— Нечего, — ухмыльнулся гусь справа и исчез. Зря я не пустила эту глючную птицу на жаркое, ой, зря…
— Удачи, — прокрякал птичкин слева и последовал за братом.
— Офигеть… — протянула я, и Тсуна разжал наконец ладонь. Свободу попугаям! В смысле, фермершам…
— Я не смогу, — пробормотал Савада, и я, закатив глаза, ткнула его пальцем в бок. Парень вздрогнул и удивленно на меня воззрился.
— Вот смотри, — хитро усмехнулась я, — если тебе дали такое глючное задание, другим наверняка не лучше выпадет!

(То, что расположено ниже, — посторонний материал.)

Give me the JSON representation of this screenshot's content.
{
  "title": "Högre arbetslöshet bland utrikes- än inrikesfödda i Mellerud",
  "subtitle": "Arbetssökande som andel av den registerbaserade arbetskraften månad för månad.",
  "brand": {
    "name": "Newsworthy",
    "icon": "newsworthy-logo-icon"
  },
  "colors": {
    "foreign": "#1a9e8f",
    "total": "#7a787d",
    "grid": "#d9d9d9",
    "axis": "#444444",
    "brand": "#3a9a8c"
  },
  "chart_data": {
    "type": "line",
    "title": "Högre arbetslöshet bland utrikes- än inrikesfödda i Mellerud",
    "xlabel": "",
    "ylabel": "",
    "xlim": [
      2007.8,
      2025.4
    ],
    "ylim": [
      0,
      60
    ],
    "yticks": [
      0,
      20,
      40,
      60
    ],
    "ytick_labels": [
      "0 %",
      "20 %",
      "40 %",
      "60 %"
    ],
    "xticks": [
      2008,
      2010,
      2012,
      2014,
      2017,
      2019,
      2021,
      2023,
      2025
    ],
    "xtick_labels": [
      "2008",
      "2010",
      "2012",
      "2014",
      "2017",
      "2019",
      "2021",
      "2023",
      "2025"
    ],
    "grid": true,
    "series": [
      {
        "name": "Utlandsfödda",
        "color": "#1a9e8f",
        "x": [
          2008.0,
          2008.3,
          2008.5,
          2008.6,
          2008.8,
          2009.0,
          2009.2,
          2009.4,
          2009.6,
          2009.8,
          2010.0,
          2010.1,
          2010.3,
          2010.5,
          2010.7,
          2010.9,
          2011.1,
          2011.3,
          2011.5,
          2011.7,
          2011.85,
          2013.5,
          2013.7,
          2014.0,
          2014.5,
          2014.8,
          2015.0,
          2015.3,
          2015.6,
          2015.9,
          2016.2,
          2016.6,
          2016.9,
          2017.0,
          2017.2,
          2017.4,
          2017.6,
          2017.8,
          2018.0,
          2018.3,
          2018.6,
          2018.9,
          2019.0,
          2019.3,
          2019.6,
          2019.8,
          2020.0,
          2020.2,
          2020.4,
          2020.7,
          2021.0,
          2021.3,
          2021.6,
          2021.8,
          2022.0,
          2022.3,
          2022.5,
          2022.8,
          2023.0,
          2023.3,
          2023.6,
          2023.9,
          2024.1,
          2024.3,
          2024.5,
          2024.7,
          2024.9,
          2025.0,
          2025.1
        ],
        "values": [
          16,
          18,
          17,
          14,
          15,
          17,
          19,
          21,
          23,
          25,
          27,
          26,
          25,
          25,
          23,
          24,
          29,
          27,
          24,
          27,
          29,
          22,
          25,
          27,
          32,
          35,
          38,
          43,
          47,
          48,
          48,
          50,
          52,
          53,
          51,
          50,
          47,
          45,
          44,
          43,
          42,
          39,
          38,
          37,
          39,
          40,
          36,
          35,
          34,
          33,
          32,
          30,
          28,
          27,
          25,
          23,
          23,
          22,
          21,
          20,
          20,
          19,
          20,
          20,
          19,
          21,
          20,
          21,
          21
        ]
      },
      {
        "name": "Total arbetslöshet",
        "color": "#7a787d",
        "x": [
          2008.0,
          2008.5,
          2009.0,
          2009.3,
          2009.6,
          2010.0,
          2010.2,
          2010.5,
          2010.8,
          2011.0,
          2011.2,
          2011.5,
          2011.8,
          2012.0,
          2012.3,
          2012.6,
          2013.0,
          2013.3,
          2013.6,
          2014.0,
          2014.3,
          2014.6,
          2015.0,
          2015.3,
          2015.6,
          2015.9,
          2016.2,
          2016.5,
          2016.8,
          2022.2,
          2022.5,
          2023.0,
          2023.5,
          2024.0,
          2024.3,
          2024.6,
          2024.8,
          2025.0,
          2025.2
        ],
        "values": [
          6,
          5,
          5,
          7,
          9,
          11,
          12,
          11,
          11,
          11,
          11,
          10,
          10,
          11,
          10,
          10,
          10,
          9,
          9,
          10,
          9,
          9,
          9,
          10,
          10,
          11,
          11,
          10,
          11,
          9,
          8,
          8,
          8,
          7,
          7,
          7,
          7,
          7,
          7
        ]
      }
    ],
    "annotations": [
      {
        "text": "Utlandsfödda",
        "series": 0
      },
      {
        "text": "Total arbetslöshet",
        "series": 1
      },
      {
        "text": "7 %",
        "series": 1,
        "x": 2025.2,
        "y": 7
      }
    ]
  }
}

Ямамото должен будет впасть в депрессию, — Тсуна ошалело на меня воззрился, — Бельфегор — стать мальчиком-одуванчиком с пацифистскими наклонностями, — губы Савады дрогнули от сдерживаемой улыбки, — а Гокудера — влюбиться и начать превозносить женский род! — тут Тсуна всё же тихонько засмеялся и спросил:
— Думаешь, всё настолько плохо будет?
— Не-а, — покачала головой я вполне искренне. — Потому как я считаю, что это задание тебе по плечу, к тому же, оно тебе очень поможет. Может, я и полный псих, но если Савада Тсунаёши поверит в себя, это будет здорово.
— Потому что я десятый босс Вонголы? — уныло вопросил этот самый босс.
— Нет, — фыркнула я, — потому что ты этого заслуживаешь!
Савада просиял, а я, шандарахнув его по плечу, хотела было пойти на выход, но моя пацифистская натура взяла верх, и я проверила пульс нападавших. Они были без сознания, но ничего серьезного вроде бы гнев «Тунца» им не принес, кроме, разве что, грядущей головной боли, синяков и, возможно, сотрясения мозга от эпичного знакомства черепушкой со стеной дома.
— Как они? — осторожно вопросил Тсуна, и я, махнув рукой на безобидных ныне наркомаш, почапала на выход, заявив:
— В норме. Оклемаются, слямзят аспирин и пойдут дальше ширяться.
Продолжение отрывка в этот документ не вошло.